L'industrie vénézuélienne a besoin d'investissements majeurs après des décennies de mauvaise gestion, mais les exportations vers les États-Unis augmentent déjà après la capture de l'ancien président Nicolas Maduro. Chevron est la seule entreprise américaine à y opérer actuellement, même si d'autres pourraient suivre dans les années à venir. La dernière fois qu'une perturbation de l'offre de cette ampleur a remodelé les flux énergétiques mondiaux remonte à l'embargo pétrolier arabe de 1973, qui a déclenché une décennie de prix élevés et un changement permanent du comportement des consommateurs.
Les marchés du gaz font face à une transformation parallèle
Les marchés du gaz naturel subissent une restructuration similaire. Environ un cinquième du gaz naturel liquéfié provenait du golfe Persique avant la guerre. Les États-Unis, déjà le plus grand exportateur de gaz, construisent davantage de terminaux GNL — neuf sont désormais en activité, plusieurs autres à venir — positionnant l'Amérique comme le fournisseur d'appoint des marchés mondiaux du gaz. Cela crée une tension politique sur le plan intérieur, car des exportations plus élevées pourraient faire augmenter les coûts des services publics domestiques.
La dynamique de stockage s'étend également aux carburants raffinés.
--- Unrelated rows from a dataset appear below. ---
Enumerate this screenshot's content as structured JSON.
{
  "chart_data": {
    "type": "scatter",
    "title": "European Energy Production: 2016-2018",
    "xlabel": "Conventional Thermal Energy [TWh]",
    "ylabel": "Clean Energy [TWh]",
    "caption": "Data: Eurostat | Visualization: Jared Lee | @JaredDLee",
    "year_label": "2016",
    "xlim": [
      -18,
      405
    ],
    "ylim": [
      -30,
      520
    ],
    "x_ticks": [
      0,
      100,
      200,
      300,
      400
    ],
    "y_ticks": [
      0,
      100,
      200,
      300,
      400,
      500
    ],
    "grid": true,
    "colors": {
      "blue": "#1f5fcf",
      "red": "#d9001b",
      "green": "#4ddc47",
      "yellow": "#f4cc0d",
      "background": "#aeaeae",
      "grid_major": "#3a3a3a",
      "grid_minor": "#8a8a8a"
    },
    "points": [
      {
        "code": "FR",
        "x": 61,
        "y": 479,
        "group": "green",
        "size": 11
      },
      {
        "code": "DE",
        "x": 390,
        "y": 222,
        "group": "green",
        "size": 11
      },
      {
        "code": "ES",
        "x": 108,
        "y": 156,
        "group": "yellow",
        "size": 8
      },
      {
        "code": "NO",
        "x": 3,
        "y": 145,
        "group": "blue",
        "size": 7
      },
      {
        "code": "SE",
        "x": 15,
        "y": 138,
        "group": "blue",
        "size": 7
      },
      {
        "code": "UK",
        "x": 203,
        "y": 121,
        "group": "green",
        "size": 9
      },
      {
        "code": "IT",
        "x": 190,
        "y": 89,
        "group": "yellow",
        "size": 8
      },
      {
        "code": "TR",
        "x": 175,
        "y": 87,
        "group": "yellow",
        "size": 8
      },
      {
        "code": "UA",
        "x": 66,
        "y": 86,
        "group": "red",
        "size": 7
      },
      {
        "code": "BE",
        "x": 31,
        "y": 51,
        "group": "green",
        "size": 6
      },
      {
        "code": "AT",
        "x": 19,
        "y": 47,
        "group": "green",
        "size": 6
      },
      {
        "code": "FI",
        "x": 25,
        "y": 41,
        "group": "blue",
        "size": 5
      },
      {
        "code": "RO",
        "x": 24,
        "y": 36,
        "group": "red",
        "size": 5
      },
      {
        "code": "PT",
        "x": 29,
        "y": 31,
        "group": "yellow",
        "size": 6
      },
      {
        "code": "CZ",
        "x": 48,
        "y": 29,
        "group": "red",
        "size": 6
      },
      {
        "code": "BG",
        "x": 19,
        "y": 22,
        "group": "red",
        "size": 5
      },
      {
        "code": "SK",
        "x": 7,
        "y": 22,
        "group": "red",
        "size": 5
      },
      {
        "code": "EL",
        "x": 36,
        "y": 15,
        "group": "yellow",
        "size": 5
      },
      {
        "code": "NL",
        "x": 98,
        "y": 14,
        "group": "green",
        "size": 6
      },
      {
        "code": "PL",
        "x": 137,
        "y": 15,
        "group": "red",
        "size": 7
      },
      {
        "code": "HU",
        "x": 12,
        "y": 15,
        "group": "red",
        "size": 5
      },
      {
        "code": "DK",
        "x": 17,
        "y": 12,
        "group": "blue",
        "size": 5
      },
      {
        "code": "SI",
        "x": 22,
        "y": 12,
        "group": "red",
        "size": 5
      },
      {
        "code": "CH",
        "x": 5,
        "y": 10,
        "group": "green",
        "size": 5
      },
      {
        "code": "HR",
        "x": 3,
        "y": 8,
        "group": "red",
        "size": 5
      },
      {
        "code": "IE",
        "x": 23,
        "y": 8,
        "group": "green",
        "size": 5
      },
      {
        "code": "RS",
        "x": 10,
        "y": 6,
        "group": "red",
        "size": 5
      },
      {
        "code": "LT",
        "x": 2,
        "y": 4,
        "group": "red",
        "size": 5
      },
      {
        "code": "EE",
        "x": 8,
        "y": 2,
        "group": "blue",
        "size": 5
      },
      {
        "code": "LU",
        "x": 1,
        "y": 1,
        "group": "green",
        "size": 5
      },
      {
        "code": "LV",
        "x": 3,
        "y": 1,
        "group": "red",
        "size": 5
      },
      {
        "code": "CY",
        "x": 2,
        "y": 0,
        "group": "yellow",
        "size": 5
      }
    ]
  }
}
Les États-Unis doivent reconstituer leur réserve stratégique de pétrole, qui a été fortement épuisée. Le développement du stockage en Asie nécessitera du pétrole brut, du kérosène et d'autres produits, ce qui ajoutera à la demande sur l'ensemble du baril.
Pour les investisseurs, les implications sont claires : les valeurs énergétiques bénéficient de la hausse structurelle de la demande, tandis que les secteurs sensibles à la hausse des coûts des intrants — compagnies aériennes, transport et industrie manufacturière — subissent une pression sur leurs marges. Ce changement accélère également le déclin de l'influence de l'OPEP, les Émirats arabes unis ayant déjà quitté le cartel pour poursuivre leur propre politique de production.
Cet article est fourni à titre d'information uniquement et ne constitue pas un conseil en investissement.